FOR IMMEDIATE RELEASE
Contact: Gretchen Fox, (512) 694-4326
AUSTIN, TEXAS—A new statewide coalition of business and industry leaders says strategic incentives to expand research and development (R&D) are key to sustained and expanded economic growth and job creation in Texas.
Texans for Innovation unites leaders across business and industry sectors and includes the Texas Association of Manufacturers, Texas Association of Business, TechAmerica, TechNet, Texas Healthcare and Bioscience Institute, Texas Taxpayers and Research Association, and the Metroplex Technology Business Council. Together, coalition members point to the need for an expanded emphasis on research and development to maintain the state’s competiveness in the U.S. and globally.
“For large and small companies in industries like manufacturing, high-tech, energy, biotechnology, the research and development process represents the critical ‘first phase’ where questions, ideas, and problems are fleshed out in labs, the field or production facilities to become the products and solutions that power the Texas economy,” said Tony Bennett, president of the Texas Association of Manufacturers and a founding member ofTexans for Innovation.
Texans for Innovation has commissioned an economic impact study by Austin-based TXP to consider the significant, positive impact that expanded R&D could have on the state. The coalition’s study will be released soon.
“The manufacturing sector is so diverse, and its industries are a driving force in Texas’ economic growth and job creation,” said Jon Hockenyos, President of TXP, who is conducting the study on behalf of Texans for Innovation.
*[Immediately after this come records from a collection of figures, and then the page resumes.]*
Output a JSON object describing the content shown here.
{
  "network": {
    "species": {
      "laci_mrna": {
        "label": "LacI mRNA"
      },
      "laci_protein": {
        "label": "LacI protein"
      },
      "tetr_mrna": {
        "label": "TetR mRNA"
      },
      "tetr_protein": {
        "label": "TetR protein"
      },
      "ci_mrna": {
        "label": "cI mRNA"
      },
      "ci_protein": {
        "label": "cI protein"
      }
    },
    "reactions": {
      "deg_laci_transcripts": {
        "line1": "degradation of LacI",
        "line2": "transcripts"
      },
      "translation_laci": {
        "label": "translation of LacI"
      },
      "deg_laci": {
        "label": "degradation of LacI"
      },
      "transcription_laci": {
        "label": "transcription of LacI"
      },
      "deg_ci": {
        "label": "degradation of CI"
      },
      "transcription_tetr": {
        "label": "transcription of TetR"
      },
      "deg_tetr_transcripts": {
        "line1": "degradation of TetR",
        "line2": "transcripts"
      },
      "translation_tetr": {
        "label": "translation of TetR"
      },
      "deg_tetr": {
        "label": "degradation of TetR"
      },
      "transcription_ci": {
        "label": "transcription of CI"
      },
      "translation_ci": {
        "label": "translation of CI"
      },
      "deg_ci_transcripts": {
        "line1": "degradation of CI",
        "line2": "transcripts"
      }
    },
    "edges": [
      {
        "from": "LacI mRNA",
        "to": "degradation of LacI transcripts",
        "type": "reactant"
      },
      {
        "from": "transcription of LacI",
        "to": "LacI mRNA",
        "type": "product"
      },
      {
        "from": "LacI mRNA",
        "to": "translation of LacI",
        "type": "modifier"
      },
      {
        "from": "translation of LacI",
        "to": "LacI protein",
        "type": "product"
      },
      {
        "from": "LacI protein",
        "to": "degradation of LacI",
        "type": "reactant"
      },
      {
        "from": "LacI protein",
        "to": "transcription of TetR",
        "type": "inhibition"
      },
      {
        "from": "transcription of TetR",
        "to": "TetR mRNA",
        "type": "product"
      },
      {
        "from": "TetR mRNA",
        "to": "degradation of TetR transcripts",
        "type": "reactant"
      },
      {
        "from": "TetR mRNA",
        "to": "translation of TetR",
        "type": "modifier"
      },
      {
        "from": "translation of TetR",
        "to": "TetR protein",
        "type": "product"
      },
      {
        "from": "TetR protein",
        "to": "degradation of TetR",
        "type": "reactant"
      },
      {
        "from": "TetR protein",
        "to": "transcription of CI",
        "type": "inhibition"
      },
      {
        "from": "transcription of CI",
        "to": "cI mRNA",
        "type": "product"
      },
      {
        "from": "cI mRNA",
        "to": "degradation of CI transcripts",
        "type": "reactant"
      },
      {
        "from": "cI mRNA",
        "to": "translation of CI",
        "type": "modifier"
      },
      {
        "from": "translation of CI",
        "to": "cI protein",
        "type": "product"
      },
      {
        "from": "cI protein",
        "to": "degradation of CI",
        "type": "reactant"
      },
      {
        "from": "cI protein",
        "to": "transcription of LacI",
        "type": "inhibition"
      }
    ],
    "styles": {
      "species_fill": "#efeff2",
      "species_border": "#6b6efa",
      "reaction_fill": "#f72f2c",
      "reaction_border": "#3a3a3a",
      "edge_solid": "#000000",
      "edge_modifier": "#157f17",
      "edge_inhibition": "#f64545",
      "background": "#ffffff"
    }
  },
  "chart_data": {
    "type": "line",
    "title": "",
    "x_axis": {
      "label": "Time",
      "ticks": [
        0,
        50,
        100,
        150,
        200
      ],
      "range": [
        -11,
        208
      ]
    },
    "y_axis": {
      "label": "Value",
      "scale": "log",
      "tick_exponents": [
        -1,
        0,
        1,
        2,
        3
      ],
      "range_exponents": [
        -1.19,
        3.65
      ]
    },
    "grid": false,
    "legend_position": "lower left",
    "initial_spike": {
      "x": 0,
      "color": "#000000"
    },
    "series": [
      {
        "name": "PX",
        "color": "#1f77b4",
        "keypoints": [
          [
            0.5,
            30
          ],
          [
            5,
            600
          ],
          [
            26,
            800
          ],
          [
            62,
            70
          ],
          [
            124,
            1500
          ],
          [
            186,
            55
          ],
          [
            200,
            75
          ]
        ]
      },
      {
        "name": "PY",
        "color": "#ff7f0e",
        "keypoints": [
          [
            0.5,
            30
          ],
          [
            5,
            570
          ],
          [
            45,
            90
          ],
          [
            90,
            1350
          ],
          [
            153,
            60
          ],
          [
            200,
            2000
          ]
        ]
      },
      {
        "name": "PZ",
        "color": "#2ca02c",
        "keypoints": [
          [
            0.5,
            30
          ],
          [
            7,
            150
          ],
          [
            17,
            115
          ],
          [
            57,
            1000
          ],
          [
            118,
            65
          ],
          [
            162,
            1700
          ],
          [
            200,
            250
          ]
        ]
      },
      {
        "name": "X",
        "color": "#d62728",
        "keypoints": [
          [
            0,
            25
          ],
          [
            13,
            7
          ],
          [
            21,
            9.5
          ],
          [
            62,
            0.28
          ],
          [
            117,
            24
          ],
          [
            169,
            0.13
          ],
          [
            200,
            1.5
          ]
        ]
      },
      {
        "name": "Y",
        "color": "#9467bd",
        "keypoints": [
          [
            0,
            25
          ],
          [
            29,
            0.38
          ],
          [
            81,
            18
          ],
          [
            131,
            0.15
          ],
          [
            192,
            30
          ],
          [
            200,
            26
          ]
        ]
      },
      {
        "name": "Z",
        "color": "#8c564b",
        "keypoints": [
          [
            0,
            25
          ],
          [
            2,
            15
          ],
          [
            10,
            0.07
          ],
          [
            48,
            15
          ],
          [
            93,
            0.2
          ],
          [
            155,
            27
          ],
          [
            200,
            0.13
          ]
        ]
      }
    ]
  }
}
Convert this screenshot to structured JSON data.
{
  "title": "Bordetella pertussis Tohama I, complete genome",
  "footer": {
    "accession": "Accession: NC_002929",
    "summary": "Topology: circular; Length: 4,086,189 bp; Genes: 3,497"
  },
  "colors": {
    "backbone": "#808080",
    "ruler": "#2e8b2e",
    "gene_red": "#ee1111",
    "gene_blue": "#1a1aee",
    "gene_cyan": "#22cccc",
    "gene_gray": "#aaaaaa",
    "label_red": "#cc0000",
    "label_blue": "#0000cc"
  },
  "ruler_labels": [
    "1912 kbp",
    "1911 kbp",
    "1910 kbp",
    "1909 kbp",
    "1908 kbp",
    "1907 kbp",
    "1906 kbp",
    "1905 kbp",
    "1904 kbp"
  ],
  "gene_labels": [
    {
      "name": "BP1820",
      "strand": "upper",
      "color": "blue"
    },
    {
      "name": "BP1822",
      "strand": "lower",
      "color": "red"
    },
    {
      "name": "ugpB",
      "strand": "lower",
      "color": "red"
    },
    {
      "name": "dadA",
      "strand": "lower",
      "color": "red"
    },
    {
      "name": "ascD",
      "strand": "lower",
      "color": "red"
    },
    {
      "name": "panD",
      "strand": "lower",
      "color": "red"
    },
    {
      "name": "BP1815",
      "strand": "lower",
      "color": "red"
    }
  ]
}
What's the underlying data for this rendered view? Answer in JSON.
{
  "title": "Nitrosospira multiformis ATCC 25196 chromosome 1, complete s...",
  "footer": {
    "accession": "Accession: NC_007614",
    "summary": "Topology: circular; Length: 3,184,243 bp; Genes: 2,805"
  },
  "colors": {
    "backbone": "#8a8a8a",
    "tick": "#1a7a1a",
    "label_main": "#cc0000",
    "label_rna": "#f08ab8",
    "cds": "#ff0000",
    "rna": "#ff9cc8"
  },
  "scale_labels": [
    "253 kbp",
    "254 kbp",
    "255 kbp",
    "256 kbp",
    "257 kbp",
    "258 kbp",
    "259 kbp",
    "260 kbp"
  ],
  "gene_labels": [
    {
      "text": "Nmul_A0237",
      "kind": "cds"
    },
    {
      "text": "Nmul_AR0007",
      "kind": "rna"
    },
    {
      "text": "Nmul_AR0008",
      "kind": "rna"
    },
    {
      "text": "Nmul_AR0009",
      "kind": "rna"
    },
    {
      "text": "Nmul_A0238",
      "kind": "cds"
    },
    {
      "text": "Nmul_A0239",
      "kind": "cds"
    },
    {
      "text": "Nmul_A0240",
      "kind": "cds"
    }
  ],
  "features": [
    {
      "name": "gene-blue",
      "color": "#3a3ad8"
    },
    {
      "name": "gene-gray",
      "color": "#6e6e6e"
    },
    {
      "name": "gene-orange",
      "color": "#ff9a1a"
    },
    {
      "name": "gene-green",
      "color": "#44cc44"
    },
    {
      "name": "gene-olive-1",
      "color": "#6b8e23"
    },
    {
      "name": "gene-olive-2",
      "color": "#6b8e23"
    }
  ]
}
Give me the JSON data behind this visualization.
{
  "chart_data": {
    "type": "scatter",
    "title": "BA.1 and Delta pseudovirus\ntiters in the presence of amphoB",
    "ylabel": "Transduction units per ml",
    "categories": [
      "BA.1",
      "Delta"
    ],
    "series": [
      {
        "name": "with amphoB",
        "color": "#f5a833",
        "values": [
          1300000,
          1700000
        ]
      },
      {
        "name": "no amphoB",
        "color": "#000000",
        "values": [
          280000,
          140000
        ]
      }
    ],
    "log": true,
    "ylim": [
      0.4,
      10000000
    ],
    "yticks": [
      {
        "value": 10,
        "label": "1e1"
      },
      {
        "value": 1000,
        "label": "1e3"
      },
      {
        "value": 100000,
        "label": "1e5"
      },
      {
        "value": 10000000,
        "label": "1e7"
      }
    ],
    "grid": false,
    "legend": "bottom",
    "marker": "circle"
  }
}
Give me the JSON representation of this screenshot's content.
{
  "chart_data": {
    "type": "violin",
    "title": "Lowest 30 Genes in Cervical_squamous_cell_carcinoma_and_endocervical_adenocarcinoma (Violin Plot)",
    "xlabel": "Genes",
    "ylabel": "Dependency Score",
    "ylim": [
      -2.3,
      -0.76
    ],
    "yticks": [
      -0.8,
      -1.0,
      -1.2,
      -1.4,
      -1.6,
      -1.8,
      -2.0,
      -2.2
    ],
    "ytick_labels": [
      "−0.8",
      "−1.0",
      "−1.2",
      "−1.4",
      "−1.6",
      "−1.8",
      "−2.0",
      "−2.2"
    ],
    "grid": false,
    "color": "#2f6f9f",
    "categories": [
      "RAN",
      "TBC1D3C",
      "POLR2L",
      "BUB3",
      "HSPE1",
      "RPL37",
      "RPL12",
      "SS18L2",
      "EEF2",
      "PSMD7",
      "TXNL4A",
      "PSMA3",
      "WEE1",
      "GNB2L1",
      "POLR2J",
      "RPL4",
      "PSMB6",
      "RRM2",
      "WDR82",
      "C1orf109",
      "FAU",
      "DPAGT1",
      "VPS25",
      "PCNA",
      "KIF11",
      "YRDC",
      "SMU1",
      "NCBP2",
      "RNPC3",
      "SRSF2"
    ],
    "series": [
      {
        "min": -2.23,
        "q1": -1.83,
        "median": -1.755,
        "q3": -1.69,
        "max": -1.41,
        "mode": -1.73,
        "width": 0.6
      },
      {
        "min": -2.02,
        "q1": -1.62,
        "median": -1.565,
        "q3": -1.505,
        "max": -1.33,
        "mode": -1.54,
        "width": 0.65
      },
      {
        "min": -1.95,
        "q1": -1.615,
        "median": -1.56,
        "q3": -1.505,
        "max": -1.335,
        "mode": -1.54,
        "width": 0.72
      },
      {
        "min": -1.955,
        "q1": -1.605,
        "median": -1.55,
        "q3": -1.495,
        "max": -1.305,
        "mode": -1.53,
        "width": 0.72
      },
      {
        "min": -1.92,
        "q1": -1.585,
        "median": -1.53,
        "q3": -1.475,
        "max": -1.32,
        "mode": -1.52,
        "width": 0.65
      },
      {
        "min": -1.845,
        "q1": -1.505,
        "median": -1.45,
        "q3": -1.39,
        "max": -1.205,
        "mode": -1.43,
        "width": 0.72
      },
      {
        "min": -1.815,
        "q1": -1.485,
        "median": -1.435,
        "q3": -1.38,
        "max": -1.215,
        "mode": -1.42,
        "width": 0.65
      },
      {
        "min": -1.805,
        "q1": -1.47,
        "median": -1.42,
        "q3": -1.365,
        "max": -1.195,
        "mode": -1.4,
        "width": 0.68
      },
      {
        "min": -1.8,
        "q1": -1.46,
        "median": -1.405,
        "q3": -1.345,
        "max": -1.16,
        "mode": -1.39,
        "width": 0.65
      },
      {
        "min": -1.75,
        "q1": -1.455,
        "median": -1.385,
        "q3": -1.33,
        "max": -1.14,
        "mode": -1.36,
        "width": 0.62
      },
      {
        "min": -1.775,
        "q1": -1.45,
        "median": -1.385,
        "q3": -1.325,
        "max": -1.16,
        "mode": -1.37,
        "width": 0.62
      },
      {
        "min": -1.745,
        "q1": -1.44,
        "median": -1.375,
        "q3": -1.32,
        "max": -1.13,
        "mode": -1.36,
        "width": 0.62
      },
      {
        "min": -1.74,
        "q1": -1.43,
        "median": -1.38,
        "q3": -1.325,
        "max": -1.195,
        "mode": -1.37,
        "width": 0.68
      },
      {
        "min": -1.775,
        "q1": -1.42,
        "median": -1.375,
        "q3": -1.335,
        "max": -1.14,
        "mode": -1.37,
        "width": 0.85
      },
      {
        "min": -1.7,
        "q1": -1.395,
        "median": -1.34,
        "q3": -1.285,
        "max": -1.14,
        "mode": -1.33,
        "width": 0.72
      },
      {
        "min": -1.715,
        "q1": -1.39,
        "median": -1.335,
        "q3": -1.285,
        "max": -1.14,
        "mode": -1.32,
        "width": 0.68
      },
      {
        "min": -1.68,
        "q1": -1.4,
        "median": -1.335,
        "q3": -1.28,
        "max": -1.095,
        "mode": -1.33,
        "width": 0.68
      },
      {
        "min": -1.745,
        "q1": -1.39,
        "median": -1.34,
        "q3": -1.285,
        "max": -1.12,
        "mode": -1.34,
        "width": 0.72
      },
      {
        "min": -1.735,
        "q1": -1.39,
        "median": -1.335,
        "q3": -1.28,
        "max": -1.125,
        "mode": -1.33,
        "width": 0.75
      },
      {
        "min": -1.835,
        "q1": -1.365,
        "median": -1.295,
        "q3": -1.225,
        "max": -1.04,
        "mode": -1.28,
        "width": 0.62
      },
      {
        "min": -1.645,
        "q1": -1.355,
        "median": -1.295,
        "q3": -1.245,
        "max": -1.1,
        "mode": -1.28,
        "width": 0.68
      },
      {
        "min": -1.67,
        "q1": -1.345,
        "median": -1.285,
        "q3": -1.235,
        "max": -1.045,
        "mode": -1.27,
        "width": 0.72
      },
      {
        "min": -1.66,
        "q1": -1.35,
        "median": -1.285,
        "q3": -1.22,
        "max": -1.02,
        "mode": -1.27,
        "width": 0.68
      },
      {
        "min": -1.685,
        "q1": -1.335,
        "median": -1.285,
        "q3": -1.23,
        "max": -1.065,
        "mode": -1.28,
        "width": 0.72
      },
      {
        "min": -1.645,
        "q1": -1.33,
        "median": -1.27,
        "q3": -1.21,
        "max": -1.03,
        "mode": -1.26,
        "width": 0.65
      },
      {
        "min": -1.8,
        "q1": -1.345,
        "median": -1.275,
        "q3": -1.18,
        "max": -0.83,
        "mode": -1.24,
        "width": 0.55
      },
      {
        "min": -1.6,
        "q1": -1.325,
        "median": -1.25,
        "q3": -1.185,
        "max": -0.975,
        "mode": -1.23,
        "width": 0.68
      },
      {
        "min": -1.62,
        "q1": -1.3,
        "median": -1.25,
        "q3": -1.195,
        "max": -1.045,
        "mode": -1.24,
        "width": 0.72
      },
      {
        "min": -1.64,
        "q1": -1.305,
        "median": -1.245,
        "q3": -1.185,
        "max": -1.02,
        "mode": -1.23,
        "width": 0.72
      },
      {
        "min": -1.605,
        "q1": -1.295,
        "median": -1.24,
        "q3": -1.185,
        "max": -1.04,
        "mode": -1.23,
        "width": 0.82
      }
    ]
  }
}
“Texas should be doing all it can to encourage growth in the manufacturing sector. Broad-based, low-rate taxes and smart incentives that encourage research and development are central to this growth equation,” said Chairman Jim Murphy, House Interim Committee on Manufacturing.
As state leaders prioritize programs and funding during the next Legislative Session in 2013, Texans for Innovation members say they will focus on a two-pronged public policy objective:
“Texas is one of only seven states that has a broad-based business tax but that does not allow a credit for investment in research and development,” said Tom Kowalski, president of the Texas Healthcare and Bioscience Institute. “Without smart, forward-looking public policy, we run the risk of watching private research and development investment - and jobs that go with it - leave our state for greener pastures.”
Texans for Innovation notes that California, the largest high-technology employment state, offers a 15 percent R&D credit (24 percent for university-based research). Other neighboring states offer business tax credits or sales tax exemptions for R&D.
“Given the challenging economic climate elsewhere, especially in states like California and Illinois, now is an especially good time for Texas to affirm our position as a state where companies can and do grow and prosper,” said Bill Hammond, president of the Texas Association of Business.
According to the National Science Foundation, Texas accounts for 8.3 percent of the nation’s economy and has 8 percent of the nation’s population, but accounts for only 5.2 percent of the nation’s private sector research and development spending. In terms of R&D as a percent of the economy, Texas ranks 26th—30 percent below the national average.
“Our coalition partners invest billions of dollars each year in R&D,” said Bennett. “R&D delivers a wide range of benefits to consumers, bringing cutting-edge technologies, energy-efficient appliances and other goods to market faster, spurring innovation in health care, and leading the way to putting safe, cleaner cars on the road.”
“By making a smart investment in R&D today, Texas can expect the highest economic multiplier effect and broadest impact for businesses and consumers for years to come,” said Bennett.